Grafana Labs, the creator of popular open-source web visualization software, confirmed it was hacked but refused to pay hackers who threatened to release its codebase.
In a series of posts on social media, the lab stated that its investigation revealed hackers abused a stolen token credential to access its GitLab environment used for code development. The token did not grant access to customer records or financial data but allowed hackers to obtain the company’s source code repositories. The company has since revoked the token and implemented additional security measures to prevent future incidents.
“The attacker attempted to blackmail us, demanding payment to prevent the release of our codebase,” the company said.
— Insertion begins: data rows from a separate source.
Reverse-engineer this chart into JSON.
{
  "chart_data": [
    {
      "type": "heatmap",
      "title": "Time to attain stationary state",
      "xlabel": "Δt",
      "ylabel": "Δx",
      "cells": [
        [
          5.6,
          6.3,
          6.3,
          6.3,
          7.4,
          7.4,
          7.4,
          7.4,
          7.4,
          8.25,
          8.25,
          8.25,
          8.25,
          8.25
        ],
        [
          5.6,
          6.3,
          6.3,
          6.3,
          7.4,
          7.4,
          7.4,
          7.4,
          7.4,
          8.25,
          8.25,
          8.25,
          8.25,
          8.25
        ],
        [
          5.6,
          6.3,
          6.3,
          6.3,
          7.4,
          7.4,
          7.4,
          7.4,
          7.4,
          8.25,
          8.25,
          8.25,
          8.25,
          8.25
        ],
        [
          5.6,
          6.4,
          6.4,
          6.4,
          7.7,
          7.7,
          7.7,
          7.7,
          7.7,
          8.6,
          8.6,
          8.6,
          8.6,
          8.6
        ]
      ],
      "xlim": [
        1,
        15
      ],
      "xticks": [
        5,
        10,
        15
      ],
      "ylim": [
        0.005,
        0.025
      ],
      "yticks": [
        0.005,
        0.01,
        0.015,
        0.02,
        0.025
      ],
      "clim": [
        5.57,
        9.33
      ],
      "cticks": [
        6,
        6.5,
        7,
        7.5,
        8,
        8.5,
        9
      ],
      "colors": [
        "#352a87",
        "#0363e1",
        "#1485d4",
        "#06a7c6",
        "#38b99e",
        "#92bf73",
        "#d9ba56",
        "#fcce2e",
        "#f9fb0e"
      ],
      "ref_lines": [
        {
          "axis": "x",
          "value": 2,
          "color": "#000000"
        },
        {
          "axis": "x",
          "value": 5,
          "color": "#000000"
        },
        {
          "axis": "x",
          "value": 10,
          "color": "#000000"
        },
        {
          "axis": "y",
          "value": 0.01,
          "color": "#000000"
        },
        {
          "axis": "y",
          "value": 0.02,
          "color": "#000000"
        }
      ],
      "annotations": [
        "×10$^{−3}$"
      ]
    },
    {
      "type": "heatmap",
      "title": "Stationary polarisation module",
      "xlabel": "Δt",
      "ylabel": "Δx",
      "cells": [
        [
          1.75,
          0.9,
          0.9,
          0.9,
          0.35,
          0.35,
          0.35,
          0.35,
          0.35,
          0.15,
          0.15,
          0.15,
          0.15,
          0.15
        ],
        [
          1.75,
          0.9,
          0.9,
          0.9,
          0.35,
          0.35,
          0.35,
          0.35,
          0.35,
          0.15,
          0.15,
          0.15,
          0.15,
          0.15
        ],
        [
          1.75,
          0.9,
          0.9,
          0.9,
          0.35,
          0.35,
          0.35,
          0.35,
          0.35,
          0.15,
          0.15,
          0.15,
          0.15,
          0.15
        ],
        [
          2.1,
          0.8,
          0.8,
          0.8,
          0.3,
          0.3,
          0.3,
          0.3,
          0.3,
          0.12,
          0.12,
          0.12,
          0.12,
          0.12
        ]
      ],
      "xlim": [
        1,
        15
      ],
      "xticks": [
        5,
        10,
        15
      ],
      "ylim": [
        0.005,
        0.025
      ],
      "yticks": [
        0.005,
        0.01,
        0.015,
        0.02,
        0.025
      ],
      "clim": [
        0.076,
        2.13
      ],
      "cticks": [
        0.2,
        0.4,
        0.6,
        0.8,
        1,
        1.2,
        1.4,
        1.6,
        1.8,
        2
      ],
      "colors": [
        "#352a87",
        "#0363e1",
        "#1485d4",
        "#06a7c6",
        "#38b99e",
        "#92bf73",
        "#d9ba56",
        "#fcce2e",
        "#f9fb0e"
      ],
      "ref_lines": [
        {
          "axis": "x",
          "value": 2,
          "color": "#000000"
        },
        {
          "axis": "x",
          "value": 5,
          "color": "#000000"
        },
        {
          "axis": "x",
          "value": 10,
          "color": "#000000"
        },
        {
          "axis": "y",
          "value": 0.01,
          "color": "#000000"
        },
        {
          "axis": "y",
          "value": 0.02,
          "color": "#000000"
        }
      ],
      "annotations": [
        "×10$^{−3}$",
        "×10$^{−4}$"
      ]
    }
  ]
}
Grafana’s code is open source and public, meaning anyone can download and modify it. It is unclear if any proprietary code or information was stolen. A company spokesperson did not return a request for comment.
This incident contrasts with the recent hack at education tech giant Instructure, which “reached an agreement” to pay hackers who breached its network twice in recent weeks. The hackers demanded an unspecified ransom, threatening to release stolen data about staff and students following a massive data breach and a subsequent website defacement.
While Grafana did not suffer any loss of customer data, the company cited the FBI’s advice urging victims not to pay hackers, as cooperation does not guarantee the return of stolen data or its non-publication. Critics argue that paying cybercriminals funds future attacks.
Grafana stated its investigation is ongoing and will share findings once the probe concludes.